Is it worth watching? It's up to you. It's not directly bad. It's just all nonsensical South Korean melodrama. You may love such stuff. I wish they used a real disaster instead and made it less silly and more realistic. This is not about his survival or the rescue. And the script is extremely lazy.

Reviewed by Leofwine_draca8 / 10

An exemplary Korean disaster movie

TUNNEL is an exemplary addition to the South Korean disaster movie genre and the best I've seen of that genre thus far. The reason it's so good is that the story is small-scale and centred on a single character, so that you really get drawn into his situation and feel for him. In the hands of the excellent actor Ha Jung-woo he's a thoroughly sympathetic protagonist which is a rare thing these days. Jung-woo has played a killer in THE CHASER, a desperate assassin in THE YELLOW SEA, a spy in THE BERLIN FILE and now an ordinary guy in this, and he's been remarkably different in each instance, unrecognisable in fact, which is the mark of a truly great actor. TUNNEL focuses on single-location thrills but keeps the story moving with scenes on the outside which are actually interesting for a change, alongside twists and turns throughout you'll never see coming. The CGI is kept to a minimum and realism is high, making this all the more tense. As with most Korean thrillers, there's heavy satire present used to depict the incompetence of Korean officials, leading to some very funny moments. Doona Bae adds heart to boot. It's a great little film when put together.

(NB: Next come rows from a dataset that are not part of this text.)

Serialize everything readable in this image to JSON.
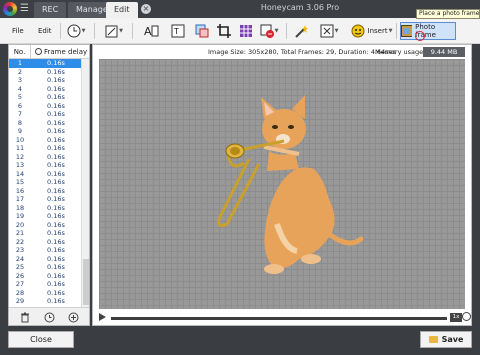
{
  "titlebar": {
    "title": "Honeycam 3.06 Pro",
    "tabs": [
      {
        "label": "REC"
      },
      {
        "label": "Manage"
      },
      {
        "label": "Edit"
      }
    ]
  },
  "toolbar": {
    "file_label": "File",
    "edit_label": "Edit",
    "insert_label": "Insert",
    "photo_frame_label": "Photo frame",
    "tooltip": "Place a photo frame over the image"
  },
  "frames": {
    "header_no": "No.",
    "header_delay": "Frame delay",
    "rows": [
      {
        "n": "1",
        "d": "0.16s"
      },
      {
        "n": "2",
        "d": "0.16s"
      },
      {
        "n": "3",
        "d": "0.16s"
      },
      {
        "n": "4",
        "d": "0.16s"
      },
      {
        "n": "5",
        "d": "0.16s"
      },
      {
        "n": "6",
        "d": "0.16s"
      },
      {
        "n": "7",
        "d": "0.16s"
      },
      {
        "n": "8",
        "d": "0.16s"
      },
      {
        "n": "9",
        "d": "0.16s"
      },
      {
        "n": "10",
        "d": "0.16s"
      },
      {
        "n": "11",
        "d": "0.16s"
      },
      {
        "n": "12",
        "d": "0.16s"
      },
      {
        "n": "13",
        "d": "0.16s"
      },
      {
        "n": "14",
        "d": "0.16s"
      },
      {
        "n": "15",
        "d": "0.16s"
      },
      {
        "n": "16",
        "d": "0.16s"
      },
      {
        "n": "17",
        "d": "0.16s"
      },
      {
        "n": "18",
        "d": "0.16s"
      },
      {
        "n": "19",
        "d": "0.16s"
      },
      {
        "n": "20",
        "d": "0.16s"
      },
      {
        "n": "21",
        "d": "0.16s"
      },
      {
        "n": "22",
        "d": "0.16s"
      },
      {
        "n": "23",
        "d": "0.16s"
      },
      {
        "n": "24",
        "d": "0.16s"
      },
      {
        "n": "25",
        "d": "0.16s"
      },
      {
        "n": "26",
        "d": "0.16s"
      },
      {
        "n": "27",
        "d": "0.16s"
      },
      {
        "n": "28",
        "d": "0.16s"
      },
      {
        "n": "29",
        "d": "0.16s"
      }
    ]
  },
  "info": {
    "text": "Image Size: 305x280, Total Frames: 29, Duration: 4.64sec",
    "memory_label": "Memory usage",
    "memory_value": "9.44 MB"
  },
  "playbar": {
    "speed": "1x"
  },
  "footer": {
    "close_label": "Close",
    "save_label": "Save"
  }
}
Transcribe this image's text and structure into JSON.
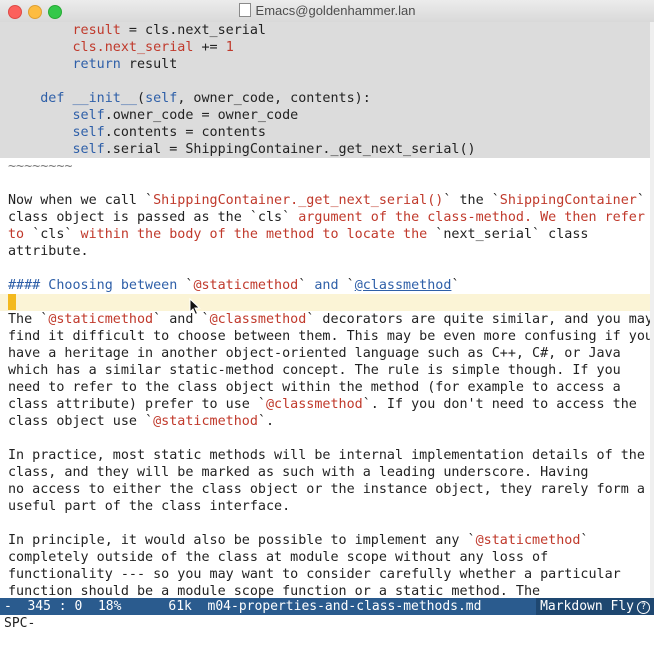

Reviewed by SnoopyStyle8 / 10

the water

Lee Jung-soo is driving home with his daughter's birthday cake. He's driving through a tunnel when it collapses on top of him. His wife Se-hyun is desperate in the outside world. Dae-kyoung leads the effort to rescue him. Jung-soo finds fellow survivor Mina and her little dog.

I was expecting Daylight for some reason and it bothered me that he didn't seem to be trying to dig himself out for a long time. Then he finds Mina and her little dog. It's when he's struggling with the water that I fully committed to the movie. This is not a hero. It helps to have the great Bae Doo-na as the desperate wife. She does the heavy emotional lifting. I could do without the happy ending and a sadder rescue with only the dog would be more compelling. He marks the days on the wall which could show that he almost made it out. That would be the sad ending that this movie deserves.